Mendoza lo escucha atento, sin interrumpirlo, observando de soslayo el balanceo del sepulturero.

Buen trabajo, Teniente, expresa una vez concluido el parte.

Camina nuevamente hacia Yoel, que continúa de rodillas. Al percibir su presencia, el policía abandona su cómoda posición contra la patrulla, desperezándose de pronto.

Yo he capturado a miles de rateros y bandidos que le roban hasta a su madre; pero… ¡esto!, el Capitán Mendoza baja la mano hasta Yoel, restregando en su rostro el nylon que envuelve varios dientes de oro, esto nunca lo había visto en mi carrera. ¡Los muertos son sagrados, carajo!

Respiración convulsa. Ojos irritados, a punto de estallar dentro de sus órbitas. Policía y teniente en silencio. El sepulturero, ajeno, da pasos circulares.

¡Carguen a esta porquería!, ruge Mendoza.

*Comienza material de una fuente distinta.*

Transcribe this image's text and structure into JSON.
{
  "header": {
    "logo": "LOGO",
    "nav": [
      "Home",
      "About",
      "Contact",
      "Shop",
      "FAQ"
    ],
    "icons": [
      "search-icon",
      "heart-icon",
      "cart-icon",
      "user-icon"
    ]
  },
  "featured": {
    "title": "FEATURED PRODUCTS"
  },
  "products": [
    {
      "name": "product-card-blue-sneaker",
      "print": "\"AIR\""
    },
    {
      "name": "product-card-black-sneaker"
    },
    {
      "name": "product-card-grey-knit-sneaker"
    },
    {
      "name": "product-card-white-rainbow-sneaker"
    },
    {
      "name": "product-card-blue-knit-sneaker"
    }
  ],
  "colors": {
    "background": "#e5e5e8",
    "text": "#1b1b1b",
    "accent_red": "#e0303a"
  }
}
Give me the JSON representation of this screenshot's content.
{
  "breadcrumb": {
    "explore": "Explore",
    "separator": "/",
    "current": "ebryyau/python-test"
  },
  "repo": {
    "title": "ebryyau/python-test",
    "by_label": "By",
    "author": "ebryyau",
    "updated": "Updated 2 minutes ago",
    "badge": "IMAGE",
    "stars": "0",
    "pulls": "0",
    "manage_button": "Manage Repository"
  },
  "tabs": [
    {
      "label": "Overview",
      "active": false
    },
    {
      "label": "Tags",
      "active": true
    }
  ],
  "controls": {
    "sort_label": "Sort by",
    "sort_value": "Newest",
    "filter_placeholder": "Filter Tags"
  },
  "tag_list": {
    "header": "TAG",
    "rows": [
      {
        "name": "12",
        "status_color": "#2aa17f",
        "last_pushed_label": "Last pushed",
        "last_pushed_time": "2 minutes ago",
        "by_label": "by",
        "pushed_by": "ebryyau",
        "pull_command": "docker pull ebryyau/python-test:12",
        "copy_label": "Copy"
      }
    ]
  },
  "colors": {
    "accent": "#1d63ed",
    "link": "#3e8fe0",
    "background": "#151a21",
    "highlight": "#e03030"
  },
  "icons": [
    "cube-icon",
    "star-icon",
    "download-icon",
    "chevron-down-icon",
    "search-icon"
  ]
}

Hijos de puta, piensa Yoel mientras lo suben a la patrulla. Son unos hijos de puta. Su mente es ocupada un instante por sentimientos de venganza; pero la imagen de la hija vuelve a tomar posesión de sus pensamientos: está creciendo muy aprisa. Cada día se parece más a su madre. Pronto cumplirá quince y no tendrá como regalo la cadena de oro veintidós prometida desde hace mucho.